Thanks gew59, that makes sense. I had a chance to read the study NCT03073577 "Islet Transplantation Using PKX-100. In the study, it said:
Most importantly, animal studies have shown that the islets treated with PKX-100 were protected from the immunosuppressant (Tac) toxicity and retained their function in animals receiving islet transplant."
In the study:
In light of the beneficial roles of PKX-001 on cellular survival and functionality preservation, our team have evaluated the cytoprotective capacity of PKX-001 in islet transplant, especially its capacity of protection against the diabetogenic effect of Tac.

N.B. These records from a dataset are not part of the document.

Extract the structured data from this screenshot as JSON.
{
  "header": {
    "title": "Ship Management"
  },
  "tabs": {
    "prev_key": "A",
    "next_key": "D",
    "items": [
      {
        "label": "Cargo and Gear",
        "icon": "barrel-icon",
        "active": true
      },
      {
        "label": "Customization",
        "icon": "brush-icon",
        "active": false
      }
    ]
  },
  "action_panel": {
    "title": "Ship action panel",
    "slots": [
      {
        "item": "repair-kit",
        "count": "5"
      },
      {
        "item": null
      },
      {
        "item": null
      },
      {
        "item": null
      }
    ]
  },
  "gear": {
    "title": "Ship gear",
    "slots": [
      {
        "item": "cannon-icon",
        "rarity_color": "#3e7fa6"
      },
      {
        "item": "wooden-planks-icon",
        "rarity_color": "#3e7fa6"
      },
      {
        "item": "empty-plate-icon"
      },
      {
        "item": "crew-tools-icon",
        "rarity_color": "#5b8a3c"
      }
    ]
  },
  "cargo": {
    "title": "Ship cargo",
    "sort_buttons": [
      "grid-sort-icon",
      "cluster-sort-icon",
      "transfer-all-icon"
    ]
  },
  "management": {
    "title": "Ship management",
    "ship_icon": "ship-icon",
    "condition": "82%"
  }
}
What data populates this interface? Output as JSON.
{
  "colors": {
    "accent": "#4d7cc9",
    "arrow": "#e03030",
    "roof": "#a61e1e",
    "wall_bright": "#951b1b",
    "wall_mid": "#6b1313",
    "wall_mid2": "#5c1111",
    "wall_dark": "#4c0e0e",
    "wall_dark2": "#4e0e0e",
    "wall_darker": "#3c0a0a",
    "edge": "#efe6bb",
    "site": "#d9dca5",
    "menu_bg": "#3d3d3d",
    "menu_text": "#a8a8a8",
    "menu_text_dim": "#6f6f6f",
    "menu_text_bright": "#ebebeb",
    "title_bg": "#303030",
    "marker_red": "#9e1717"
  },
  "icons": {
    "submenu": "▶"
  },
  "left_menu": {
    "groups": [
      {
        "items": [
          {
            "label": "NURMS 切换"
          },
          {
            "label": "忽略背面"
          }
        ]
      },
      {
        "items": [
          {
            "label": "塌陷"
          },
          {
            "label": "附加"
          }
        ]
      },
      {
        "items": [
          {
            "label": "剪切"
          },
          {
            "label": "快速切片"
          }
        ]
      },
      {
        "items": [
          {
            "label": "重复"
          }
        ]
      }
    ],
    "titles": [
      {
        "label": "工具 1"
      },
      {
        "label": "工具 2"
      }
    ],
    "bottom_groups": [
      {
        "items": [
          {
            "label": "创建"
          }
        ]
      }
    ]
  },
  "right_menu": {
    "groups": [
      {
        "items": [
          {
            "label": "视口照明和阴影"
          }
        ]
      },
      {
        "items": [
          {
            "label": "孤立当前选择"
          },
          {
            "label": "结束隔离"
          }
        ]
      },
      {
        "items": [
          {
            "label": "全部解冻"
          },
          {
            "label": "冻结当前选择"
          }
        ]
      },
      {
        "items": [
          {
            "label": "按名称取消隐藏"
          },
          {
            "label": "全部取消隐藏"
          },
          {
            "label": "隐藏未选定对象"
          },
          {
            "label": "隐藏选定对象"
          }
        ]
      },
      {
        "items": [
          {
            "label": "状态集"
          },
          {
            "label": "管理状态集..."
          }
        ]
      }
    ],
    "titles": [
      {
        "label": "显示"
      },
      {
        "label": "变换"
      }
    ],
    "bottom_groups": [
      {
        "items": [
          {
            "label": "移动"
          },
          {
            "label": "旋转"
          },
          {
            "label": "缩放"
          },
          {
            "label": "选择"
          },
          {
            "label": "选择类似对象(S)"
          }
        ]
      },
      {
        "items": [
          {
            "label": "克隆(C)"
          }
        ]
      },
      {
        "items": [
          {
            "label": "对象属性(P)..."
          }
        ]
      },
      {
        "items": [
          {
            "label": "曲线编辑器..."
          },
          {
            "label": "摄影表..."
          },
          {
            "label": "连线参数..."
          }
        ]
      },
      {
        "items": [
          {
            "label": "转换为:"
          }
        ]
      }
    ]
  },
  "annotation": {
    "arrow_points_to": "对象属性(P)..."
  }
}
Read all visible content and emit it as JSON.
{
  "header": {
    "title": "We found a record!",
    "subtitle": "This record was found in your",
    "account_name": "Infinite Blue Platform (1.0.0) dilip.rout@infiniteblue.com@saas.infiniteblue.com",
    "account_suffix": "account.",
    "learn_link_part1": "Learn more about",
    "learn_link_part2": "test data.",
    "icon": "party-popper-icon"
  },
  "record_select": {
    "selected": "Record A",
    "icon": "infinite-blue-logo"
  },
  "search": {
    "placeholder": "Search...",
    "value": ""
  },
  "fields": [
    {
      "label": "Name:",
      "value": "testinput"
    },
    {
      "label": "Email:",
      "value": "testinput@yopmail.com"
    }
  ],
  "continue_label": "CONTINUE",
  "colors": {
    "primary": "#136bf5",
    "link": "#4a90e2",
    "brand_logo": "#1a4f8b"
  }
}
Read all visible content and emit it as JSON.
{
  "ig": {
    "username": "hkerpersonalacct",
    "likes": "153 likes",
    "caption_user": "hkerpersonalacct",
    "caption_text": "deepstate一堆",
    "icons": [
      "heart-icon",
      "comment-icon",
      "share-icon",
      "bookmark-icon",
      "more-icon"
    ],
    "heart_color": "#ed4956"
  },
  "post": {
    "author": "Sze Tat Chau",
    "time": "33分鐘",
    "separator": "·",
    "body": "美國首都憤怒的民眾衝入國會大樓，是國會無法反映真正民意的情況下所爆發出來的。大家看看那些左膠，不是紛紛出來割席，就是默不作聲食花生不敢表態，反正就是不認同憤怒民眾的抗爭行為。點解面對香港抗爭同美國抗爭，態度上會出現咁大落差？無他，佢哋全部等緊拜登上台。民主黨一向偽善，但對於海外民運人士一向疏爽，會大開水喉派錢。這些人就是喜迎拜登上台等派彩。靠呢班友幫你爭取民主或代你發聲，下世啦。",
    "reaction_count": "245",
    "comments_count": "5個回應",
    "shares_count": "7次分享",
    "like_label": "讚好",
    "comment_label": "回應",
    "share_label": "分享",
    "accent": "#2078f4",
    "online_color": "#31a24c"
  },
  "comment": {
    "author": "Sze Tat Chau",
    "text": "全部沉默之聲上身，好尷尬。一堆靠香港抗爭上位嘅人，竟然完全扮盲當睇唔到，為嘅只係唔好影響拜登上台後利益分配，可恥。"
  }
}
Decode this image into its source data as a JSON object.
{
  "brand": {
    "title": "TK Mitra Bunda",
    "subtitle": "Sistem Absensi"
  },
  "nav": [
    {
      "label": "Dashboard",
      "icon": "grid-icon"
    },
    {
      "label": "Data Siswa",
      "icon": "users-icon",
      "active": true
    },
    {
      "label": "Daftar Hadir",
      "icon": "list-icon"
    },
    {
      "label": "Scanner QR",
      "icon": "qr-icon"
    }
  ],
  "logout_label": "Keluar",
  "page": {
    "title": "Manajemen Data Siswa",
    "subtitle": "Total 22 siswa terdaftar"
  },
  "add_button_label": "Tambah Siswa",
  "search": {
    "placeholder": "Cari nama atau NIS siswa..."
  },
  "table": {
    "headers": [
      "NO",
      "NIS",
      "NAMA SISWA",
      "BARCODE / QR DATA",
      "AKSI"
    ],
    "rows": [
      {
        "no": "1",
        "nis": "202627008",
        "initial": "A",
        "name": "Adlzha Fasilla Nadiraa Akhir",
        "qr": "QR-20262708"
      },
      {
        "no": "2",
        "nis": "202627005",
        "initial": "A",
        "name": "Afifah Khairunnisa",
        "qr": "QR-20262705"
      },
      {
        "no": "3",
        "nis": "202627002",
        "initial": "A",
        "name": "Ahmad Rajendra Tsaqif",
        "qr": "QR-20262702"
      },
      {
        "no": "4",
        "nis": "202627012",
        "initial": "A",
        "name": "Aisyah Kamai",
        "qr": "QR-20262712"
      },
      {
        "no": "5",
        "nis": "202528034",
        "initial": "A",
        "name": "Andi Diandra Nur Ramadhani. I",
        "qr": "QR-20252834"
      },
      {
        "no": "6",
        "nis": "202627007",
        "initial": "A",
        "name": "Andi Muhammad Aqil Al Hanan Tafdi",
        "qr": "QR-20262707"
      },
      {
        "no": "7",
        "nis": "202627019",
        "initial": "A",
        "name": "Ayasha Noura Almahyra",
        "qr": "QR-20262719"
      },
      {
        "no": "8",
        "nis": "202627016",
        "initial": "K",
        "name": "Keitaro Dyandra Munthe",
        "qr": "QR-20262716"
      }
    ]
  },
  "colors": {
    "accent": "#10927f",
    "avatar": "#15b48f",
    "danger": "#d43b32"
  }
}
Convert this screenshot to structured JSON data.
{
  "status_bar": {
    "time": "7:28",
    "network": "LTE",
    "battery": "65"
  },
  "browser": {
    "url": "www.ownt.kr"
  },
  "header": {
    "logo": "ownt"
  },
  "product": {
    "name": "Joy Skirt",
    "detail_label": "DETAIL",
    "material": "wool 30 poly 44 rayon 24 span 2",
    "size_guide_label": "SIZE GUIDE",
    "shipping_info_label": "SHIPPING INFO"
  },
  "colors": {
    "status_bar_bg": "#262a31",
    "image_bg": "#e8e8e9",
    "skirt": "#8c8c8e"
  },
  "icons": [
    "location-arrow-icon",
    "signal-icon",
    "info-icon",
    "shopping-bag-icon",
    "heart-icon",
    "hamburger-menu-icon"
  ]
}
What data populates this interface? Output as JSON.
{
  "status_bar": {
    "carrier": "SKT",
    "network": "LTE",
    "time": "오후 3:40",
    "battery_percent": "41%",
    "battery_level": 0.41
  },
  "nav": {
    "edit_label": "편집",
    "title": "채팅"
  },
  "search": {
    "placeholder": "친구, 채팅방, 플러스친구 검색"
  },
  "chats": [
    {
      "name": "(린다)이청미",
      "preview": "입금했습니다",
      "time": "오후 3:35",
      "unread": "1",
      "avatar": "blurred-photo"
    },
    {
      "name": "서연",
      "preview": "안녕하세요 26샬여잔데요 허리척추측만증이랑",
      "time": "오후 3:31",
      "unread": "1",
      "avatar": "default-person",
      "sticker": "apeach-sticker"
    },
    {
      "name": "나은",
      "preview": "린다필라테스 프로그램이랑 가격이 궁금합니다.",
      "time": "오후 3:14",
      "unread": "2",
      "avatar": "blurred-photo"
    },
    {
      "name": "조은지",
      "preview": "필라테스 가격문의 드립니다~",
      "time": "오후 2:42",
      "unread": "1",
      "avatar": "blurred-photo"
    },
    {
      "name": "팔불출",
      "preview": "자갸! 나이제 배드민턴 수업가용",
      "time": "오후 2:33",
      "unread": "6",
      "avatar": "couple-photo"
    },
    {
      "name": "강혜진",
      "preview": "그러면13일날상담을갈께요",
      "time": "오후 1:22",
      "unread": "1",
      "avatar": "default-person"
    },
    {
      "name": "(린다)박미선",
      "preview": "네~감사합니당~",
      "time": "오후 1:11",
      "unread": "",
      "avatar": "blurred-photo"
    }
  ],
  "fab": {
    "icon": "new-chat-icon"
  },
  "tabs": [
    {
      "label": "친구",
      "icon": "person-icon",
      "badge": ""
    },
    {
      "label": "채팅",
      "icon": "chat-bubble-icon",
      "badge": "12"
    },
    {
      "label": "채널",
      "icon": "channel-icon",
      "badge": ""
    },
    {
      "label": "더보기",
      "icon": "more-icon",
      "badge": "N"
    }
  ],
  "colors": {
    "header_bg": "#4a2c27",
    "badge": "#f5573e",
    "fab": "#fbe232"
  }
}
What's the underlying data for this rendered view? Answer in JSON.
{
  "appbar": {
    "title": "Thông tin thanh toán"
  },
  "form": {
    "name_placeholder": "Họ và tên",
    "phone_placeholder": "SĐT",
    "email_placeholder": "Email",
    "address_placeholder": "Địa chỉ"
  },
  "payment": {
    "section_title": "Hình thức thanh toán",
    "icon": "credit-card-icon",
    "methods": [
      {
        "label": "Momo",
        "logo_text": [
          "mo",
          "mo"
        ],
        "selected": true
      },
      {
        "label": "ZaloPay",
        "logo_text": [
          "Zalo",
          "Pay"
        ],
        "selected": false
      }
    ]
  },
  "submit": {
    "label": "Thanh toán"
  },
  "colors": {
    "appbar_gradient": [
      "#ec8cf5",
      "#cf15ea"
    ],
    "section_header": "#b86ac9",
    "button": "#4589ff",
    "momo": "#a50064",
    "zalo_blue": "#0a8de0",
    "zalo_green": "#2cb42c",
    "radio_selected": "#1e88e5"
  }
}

In vitro assessment of human islets in culture with PKX-001 supplementation has also showed enhanced quality and yield of post-preservation human islets and protection against acute exposure to Tac at clinical relevant doses compared with those without PKX-001 supplementation. Further analysis indicated that islets treated with PKX-001 had decreased oxidative stress, improved insulin release by increasing islet exocytosis, decreased islet loss during preservation due to apoptosis, even in the presence of Tac.
In vivo studies have complemented all in vitro findings above, which demonstrated that PKX-001 supplementation suppressed early inflammation and improved islet engraftment with long-term efficacy.
I didn't find any negative finding in the Islet Transplantation Study, which was very important to my DD research.